Using a Reconfigurable L1 Data Cache for Efficient Version Management in Hardware Transactional Memory

  • Authors:
  • Adria Armejach;Azam Seyedi;Ruben Titos-Gil;Ibrahim Hur;Adrín Cristal;Osman S. Unsal;Mateo Valero

  • Affiliations:
  • -;-;-;-;-;-;-

  • Venue:
  • PACT '11 Proceedings of the 2011 International Conference on Parallel Architectures and Compilation Techniques
  • Year:
  • 2011

Quantified Score

Hi-index 0.00

Visualization

Abstract

Transactional Memory (TM) potentially simplifies parallel programming by providing atomicity and isolation for executed transactions. One of the key mechanisms to provide such properties is version management, which defines where and how transactional updates (new values) are stored. Version management can be implemented either eagerly or lazily. In Hardware Transactional Memory (HTM) implementations, eager version management puts new values in-place and old values are kept in a software log, while lazy version management stores new values in hardware buffers keeping old values in-place. Current HTM implementations, for both eager and lazy version management schemes, suffer from performance penalties due to the inability to handle two versions of the same logical data efficiently.

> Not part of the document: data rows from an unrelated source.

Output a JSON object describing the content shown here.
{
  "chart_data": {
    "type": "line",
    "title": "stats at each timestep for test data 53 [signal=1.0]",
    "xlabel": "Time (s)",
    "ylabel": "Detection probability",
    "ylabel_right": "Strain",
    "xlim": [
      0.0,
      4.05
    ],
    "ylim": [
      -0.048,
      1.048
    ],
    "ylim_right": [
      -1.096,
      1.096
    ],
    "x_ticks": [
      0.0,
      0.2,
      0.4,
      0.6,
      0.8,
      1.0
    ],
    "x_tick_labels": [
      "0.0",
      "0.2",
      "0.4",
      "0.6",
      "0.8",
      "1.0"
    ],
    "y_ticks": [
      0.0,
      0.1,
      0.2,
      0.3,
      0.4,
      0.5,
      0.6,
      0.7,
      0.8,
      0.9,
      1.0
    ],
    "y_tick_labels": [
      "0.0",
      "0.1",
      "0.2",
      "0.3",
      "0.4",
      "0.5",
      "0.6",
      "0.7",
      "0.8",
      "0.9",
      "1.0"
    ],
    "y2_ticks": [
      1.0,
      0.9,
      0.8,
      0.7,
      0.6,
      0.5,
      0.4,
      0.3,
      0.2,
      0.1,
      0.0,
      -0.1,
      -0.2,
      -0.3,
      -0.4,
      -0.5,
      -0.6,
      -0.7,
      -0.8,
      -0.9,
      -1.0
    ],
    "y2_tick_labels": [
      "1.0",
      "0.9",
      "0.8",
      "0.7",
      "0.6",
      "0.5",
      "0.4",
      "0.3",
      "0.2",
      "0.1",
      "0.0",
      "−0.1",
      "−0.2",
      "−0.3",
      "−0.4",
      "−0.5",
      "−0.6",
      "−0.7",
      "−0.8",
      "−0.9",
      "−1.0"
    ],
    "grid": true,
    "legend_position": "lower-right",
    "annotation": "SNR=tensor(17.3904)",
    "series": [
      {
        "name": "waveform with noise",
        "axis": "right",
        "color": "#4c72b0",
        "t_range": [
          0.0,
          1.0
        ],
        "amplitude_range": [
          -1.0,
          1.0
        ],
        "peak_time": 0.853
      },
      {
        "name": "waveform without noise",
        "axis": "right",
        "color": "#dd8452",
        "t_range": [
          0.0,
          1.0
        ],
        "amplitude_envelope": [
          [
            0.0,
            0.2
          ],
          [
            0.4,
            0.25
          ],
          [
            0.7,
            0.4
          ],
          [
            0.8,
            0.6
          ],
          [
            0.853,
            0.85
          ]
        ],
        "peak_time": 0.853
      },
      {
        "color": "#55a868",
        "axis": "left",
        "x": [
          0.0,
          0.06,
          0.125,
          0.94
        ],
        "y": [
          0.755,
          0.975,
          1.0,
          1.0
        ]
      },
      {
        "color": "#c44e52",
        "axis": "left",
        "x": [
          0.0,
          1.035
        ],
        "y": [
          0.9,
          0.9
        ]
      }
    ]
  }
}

In this paper, we introduce a reconfigurable L1 data cache architecture that has two execution modes: a 64KB general purpose mode and a 32KB TM mode which is able to manage two versions of the same logical data. The latter allows to handle old and new transactional values within the cache simultaneously when executing transactional workloads. We explain in detail the architectural design and internals of this Reconfigurable Data Cache (RDC), as well as the supported operations that allow to efficiently solve existing version management problems. We describe how the RDC can support both eager and lazy HTM systems, and we present two RDC-HTM designs. Our evaluation shows that the Eager-RDC-HTM and Lazy-RDC-HTM systems achieve 1.36x and 1.18x speedup, respectively, over state-of-the-art proposals. We also evaluate the area and energy effects of our proposal, and we find that RDC designs are 1.92x and 1.38x more energy-delay efficient compared to baseline HTM systems, with less than 0.3% area impact on modern processors.